Rain. Rain. And then rain again.
Well, hello, stranger.
I’m sure I wasn’t the only one doing the happy dance recently when the drizzles turned to showers and the showers turned to storms. Even at the best of times, moisture gets a warm welcome throughout the Front Range. (With the noted exception of 2013, of course.) But when we’ve spent way too long as dry as a bone, a snowy winter and wet spring are just what the doctor ordered.
Mind you, I’m kind of weird about rain anyway. Some people sing about blue skies and cheer on bright summers. I’ll take the gray and the falling water any day. You could blame it on my English ancestors, I suppose. Or maybe my book addiction, where the whisper of page-turning merges perfectly with the patter of drops on the window and roof.
All true. But there’s also a memory of triumph. One going back to the 90s.
And I never would have discovered it if I hadn’t been the world’s most clueless camper.
When Heather and I were about to reach our first wedding anniversary, we wanted to do something special. We’d been living in Kansas for about a year and wanted to come back to Colorado – but we were also ready for something different.

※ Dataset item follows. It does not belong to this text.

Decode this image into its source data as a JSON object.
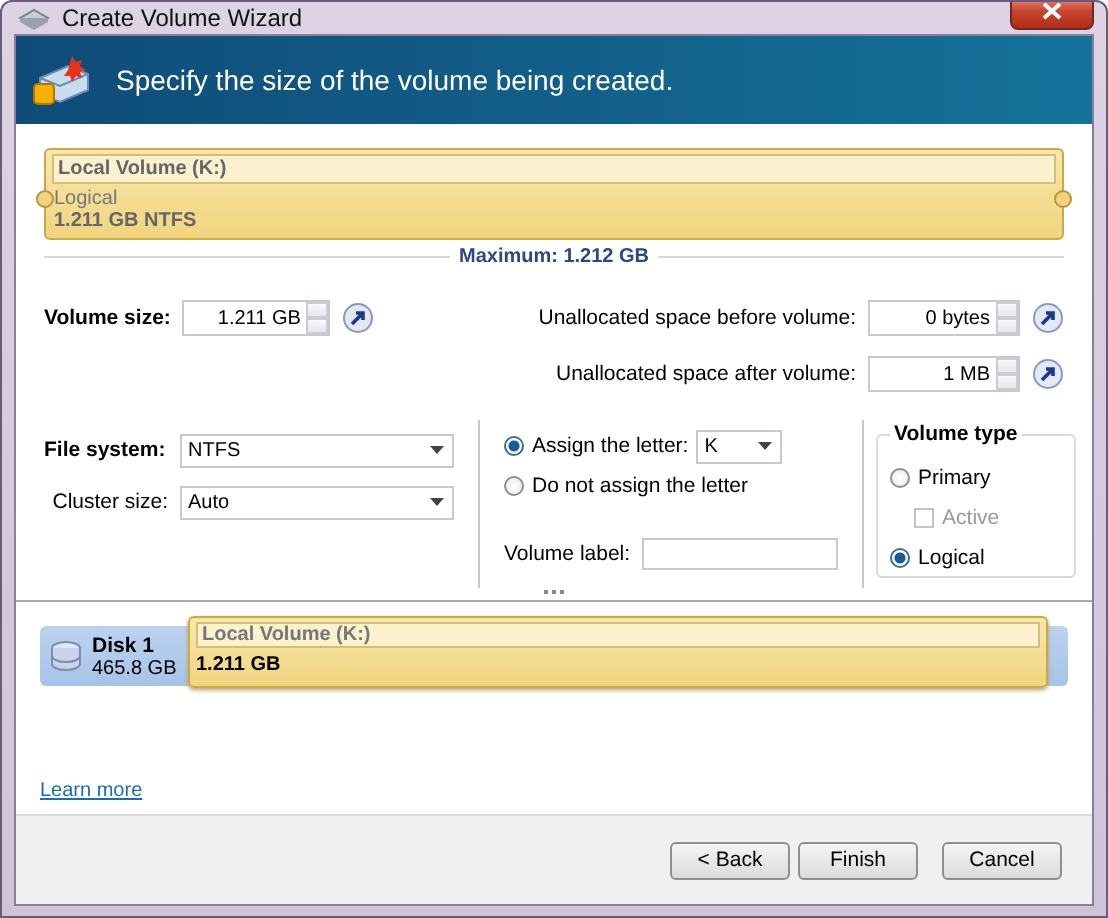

Then the thought came to us.
“What about the Sand Dunes?”
If you haven’t been there, the Great Sand Dunes near Alamosa are breathtaking. Take an ordinary southern Colorado vista – and then drop a big dollop of Tatooine into it. The gigantic hills of sand draw the eye. They stagger the imagination. And they definitely beg to be climbed.
So we planned a camping trip. We bought a tent and got all the vital supplies: sleeping bags, a stove, a game of Boggle. We even practiced setting things up so we knew we could do it when we reached the site.
The one thing we didn’t do is consider the calendar.
You see, Heather and I got married in the last week of July. And if you’ve lived in Colorado for any length of time, you’re already shaking your head.
That’s right. Our wedding anniversary is in Colorado Monsoon Season. The stretch in late July where, in all but the driest summers, afternoon rainstorms are practically guaranteed. Steady as a clock. Sure as a disappointing Rockies season.
Just the thing to pitch a tent in, right?
Our week followed an increasingly predictable pattern. Get up early. Climb the sand dunes in the morning. Hurry back as close to noon as possible. Then huddle in the tent and listen to the water pour.
Amazingly, it worked.
In fact, it worked even better because of the rain.
Loose sand is a tiring thing to climb in. But with daily rain, it congealed and became a sturdier surface. For beginners like us, it gave us the footing we needed to reach the heights. A potential disappointment became a victory.
There are worse metaphors for a marriage. Or a life.
Some things you only discover in a storm. Sure, it’s not always a comfortable place to be. But if you make yourself take the next step, sometimes there are discoveries that can take you higher than you imagined.
So rain, rain, come and stay. Don’t be quick to go away.
The future may be cloudy. But we can still be the raining champions.